Kangaroo Island has a rugged coastline, and is mostly covered in dense scrubland. A network of limestone caves hidden beneath the surface, especially along the southern and western coasts of the island, are estimated to have formed between one and two million years ago. They were formed from shell fragments from the exposed seabed around this time, after the dunes hardened over time, and rainwater dissolved the soft limestone to create the caverns. Before the [|2020 bushfires], 120 caves had been discovered. Speleologists who have been exploring the land devegetated by the fires had found a further 150 caves by December 2025. They have also found previously undocumented species living in the caves. Most of these caves are not open to the public, but Kelly's Hill Caves have been a tourist attraction since the early 20th century.

Fossils

The northern coast of Kangaroo Island contains important fossil-bearing deposits, dating from the late Lower Cambrian, such as the Emu Bay Shale. A variety of primordial marine arthropods left their remains in this Burgess shale type preservation, but the larger grain size of the Emu Bay rock means that the quality of preservation is lower.
A few genera of non-biomineralized arthropods, among them Squamacula, Kangacaris, and the megacheiran Tanglangia, are known only from the Emu Bay Shale and Chengjiang. The site is also the source of magnificent specimens of trilobites such as Redlichia takooensis, Emuella polymera, Balcoracania dailyi, Megapharanaspis nedini, Holyoakia simpsoni, and Estaingia bilobata. Balcoracania and Emuella are the only known genera of the distinctive Redlichiina family Emuellidae, known for possessing the greatest number of thoracic segments known for Trilobita as a whole, and so far entirely restricted to Australia and Antarctica.

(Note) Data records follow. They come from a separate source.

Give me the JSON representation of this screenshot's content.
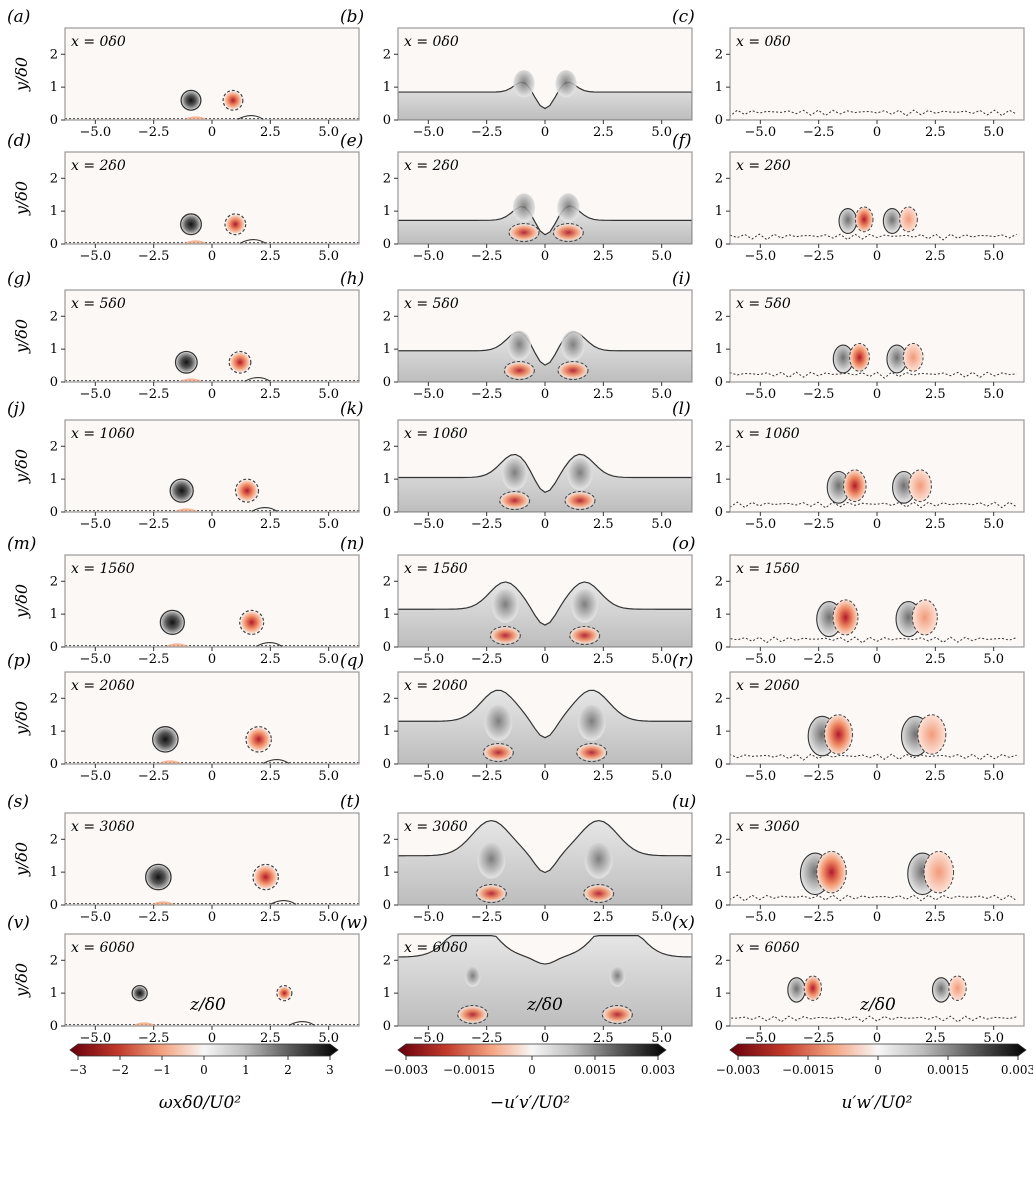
{
  "figure": {
    "row_labels": [
      [
        "(a)",
        "(b)",
        "(c)"
      ],
      [
        "(d)",
        "(e)",
        "(f)"
      ],
      [
        "(g)",
        "(h)",
        "(i)"
      ],
      [
        "(j)",
        "(k)",
        "(l)"
      ],
      [
        "(m)",
        "(n)",
        "(o)"
      ],
      [
        "(p)",
        "(q)",
        "(r)"
      ],
      [
        "(s)",
        "(t)",
        "(u)"
      ],
      [
        "(v)",
        "(w)",
        "(x)"
      ]
    ],
    "x_station_labels": [
      "x = 0δ0",
      "x = 2δ0",
      "x = 5δ0",
      "x = 10δ0",
      "x = 15δ0",
      "x = 20δ0",
      "x = 30δ0",
      "x = 60δ0"
    ],
    "ylabel": "y/δ0",
    "xlabel": "z/δ0",
    "colorbars": [
      {
        "label": "ωxδ0/U0²",
        "ticks": [
          "−3",
          "−2",
          "−1",
          "0",
          "1",
          "2",
          "3"
        ],
        "range": [
          -3,
          3
        ]
      },
      {
        "label": "−u′v′/U0²",
        "ticks": [
          "−0.003",
          "−0.0015",
          "0",
          "0.0015",
          "0.003"
        ],
        "range": [
          -0.003,
          0.003
        ]
      },
      {
        "label": "u′w′/U0²",
        "ticks": [
          "−0.003",
          "−0.0015",
          "0",
          "0.0015",
          "0.003"
        ],
        "range": [
          -0.003,
          0.003
        ]
      }
    ],
    "colors": {
      "negative": "#8b0a18",
      "mid_negative": "#f4a582",
      "zero": "#fbf8f6",
      "positive": "#111111",
      "frame": "#999999"
    }
  },
  "chart_data": {
    "type": "heatmap",
    "layout": "8 rows × 3 columns of contour panels",
    "xlim": [
      -6.3,
      6.3
    ],
    "ylim": [
      0,
      2.8
    ],
    "x_ticks": [
      -5.0,
      -2.5,
      0,
      2.5,
      5.0
    ],
    "x_tick_labels": [
      "−5.0",
      "−2.5",
      "0",
      "2.5",
      "5.0"
    ],
    "y_ticks": [
      0,
      1,
      2
    ],
    "y_tick_labels": [
      "0",
      "1",
      "2"
    ],
    "stations_x_over_delta0": [
      0,
      2,
      5,
      10,
      15,
      20,
      30,
      60
    ],
    "vortex_pair": [
      {
        "x": 0,
        "z_left": -0.9,
        "z_right": 0.9,
        "y": 0.6,
        "r": 0.38
      },
      {
        "x": 2,
        "z_left": -0.9,
        "z_right": 1.0,
        "y": 0.6,
        "r": 0.4
      },
      {
        "x": 5,
        "z_left": -1.1,
        "z_right": 1.2,
        "y": 0.6,
        "r": 0.42
      },
      {
        "x": 10,
        "z_left": -1.3,
        "z_right": 1.5,
        "y": 0.65,
        "r": 0.45
      },
      {
        "x": 15,
        "z_left": -1.7,
        "z_right": 1.7,
        "y": 0.75,
        "r": 0.47
      },
      {
        "x": 20,
        "z_left": -2.0,
        "z_right": 2.0,
        "y": 0.75,
        "r": 0.5
      },
      {
        "x": 30,
        "z_left": -2.3,
        "z_right": 2.3,
        "y": 0.85,
        "r": 0.5
      },
      {
        "x": 60,
        "z_left": -3.1,
        "z_right": 3.1,
        "y": 1.0,
        "r": 0.28
      }
    ],
    "boundary_layer_edge_y": [
      0.85,
      0.72,
      0.95,
      1.05,
      1.15,
      1.3,
      1.5,
      2.1
    ]
  }
}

The depositional environment of the majority of Burgess-Shale-type assemblages is outer shelf, deeper water. The Emu Bay Shale in contrast, appears to represent deposition in restricted basins on the inner shelf, indicating that soft tissue preservation occurred in a range of environmental settings during the Cambrian. Some Emu Bay fossils display extensive mineralization of soft tissues, most often of blocky apatite or fibrous calcium carbonate, including the oldest phosphatized muscle tissue – along with records from Sirius Passet in Greenland, the first thus far reported from the Cambrian. Mid-gut glands are preserved three-dimensionally in calcium phosphate in the arthropods Isoxys and Oestokerkus, as in related species from the Burgess Shale. Pleistocene fossilised footprints indicate extinct Australian megafauna, such as diprotodons, short faced kangaroos, and thylacines were once distributed on the island.